Question 1: Execute question 1 this way, passing the filename of input and output.
python preprocess.py dating-full.csv dating.csv
Output comes up on the terminal as expected

Question 2:
python 2_1.py Creates the barplot image under the name 2_1barplot.jpg No arguments required
                This can be directly viewed in an image viewer, the same is present and explained in the report submitted.
python 2_2.py Creates the scatter plots, one for each of the 6 attributes specified. No arguments required.

Question 3:
python discretize.py dating.csv dating-binned.csv
Passing the input file and output file as arguments. Performs discrtization and output comes on terminal as expected.

Question 4:
python split.py
Splits data-binned data into trainingSet and testSet. No arguments required.
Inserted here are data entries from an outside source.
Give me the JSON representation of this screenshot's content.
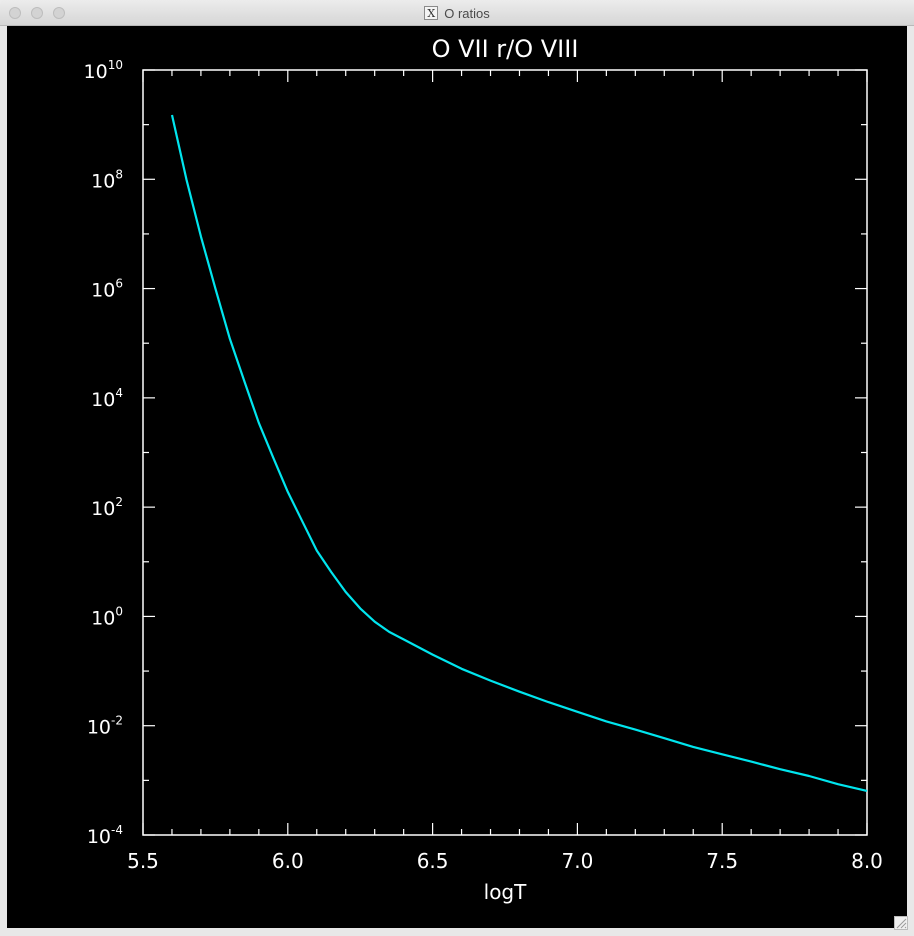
{
  "window": {
    "title": "O ratios",
    "title_icon": "x11-icon"
  },
  "chart_data": {
    "type": "line",
    "title": "O VII r/O VIII",
    "xlabel": "logT",
    "ylabel": "",
    "y_scale": "log",
    "xlim": [
      5.5,
      8.0
    ],
    "ylim": [
      0.0001,
      10000000000
    ],
    "x_ticks": [
      5.5,
      6.0,
      6.5,
      7.0,
      7.5,
      8.0
    ],
    "x_tick_labels": [
      "5.5",
      "6.0",
      "6.5",
      "7.0",
      "7.5",
      "8.0"
    ],
    "y_ticks": [
      {
        "base": "10",
        "exp": "-4",
        "value": 0.0001
      },
      {
        "base": "10",
        "exp": "-2",
        "value": 0.01
      },
      {
        "base": "10",
        "exp": "0",
        "value": 1
      },
      {
        "base": "10",
        "exp": "2",
        "value": 100
      },
      {
        "base": "10",
        "exp": "4",
        "value": 10000
      },
      {
        "base": "10",
        "exp": "6",
        "value": 1000000
      },
      {
        "base": "10",
        "exp": "8",
        "value": 100000000
      },
      {
        "base": "10",
        "exp": "10",
        "value": 10000000000
      }
    ],
    "line_color": "#00e5ee",
    "axis_color": "#ffffff",
    "background": "#000000",
    "series": [
      {
        "x": [
          5.6,
          5.65,
          5.7,
          5.75,
          5.8,
          5.85,
          5.9,
          5.95,
          6.0,
          6.05,
          6.1,
          6.15,
          6.2,
          6.25,
          6.3,
          6.35,
          6.4,
          6.5,
          6.6,
          6.7,
          6.8,
          6.9,
          7.0,
          7.1,
          7.2,
          7.3,
          7.4,
          7.5,
          7.6,
          7.7,
          7.8,
          7.9,
          8.0
        ],
        "y": [
          1500000000,
          100000000,
          9000000,
          1000000,
          120000,
          20000,
          3500,
          800,
          190,
          55,
          16,
          6.5,
          2.8,
          1.4,
          0.8,
          0.52,
          0.38,
          0.2,
          0.11,
          0.067,
          0.042,
          0.027,
          0.018,
          0.012,
          0.0085,
          0.0059,
          0.0041,
          0.003,
          0.0022,
          0.0016,
          0.0012,
          0.00085,
          0.00064
        ]
      }
    ]
  }
}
The two files are written into csv with same names.

Question 5:
python 5_1.py
Returns the accuracy for train and test sets with bin size = 5 and t_frac = 1. No arguments required.
python 5_2.py
Returns the accuracies for each of the possible bin sizes from the list. No arguments required. Output graph
produced with the name 5_2comparisonPlot.jpg
python 5_3.py
Returns the accuracies for each possible fraction size from the list provided. No arguments required. Output graph
produced with the name 5_3comparisonPlot.jpg

Special Conditions:
1.  For binning, since the answers change based on how we handle interests_correlate field, two possible solutions exist -
[18, 758, 2520, 2875, 573] or [18, 713, 2498, 2883, 632]. As the assumption required is not stated in the question, I 
have gone ahead with the former.
2.  The dataset has an issue, for intelligence_partner, the column useed is instead intelligence_parter
3.  To handle 0 probability values, laplacian smoothing as done in class is used. Only if numerator is a 0
should we add 1 to numerator and k to denominator where k is the number of possible values the attribute can take.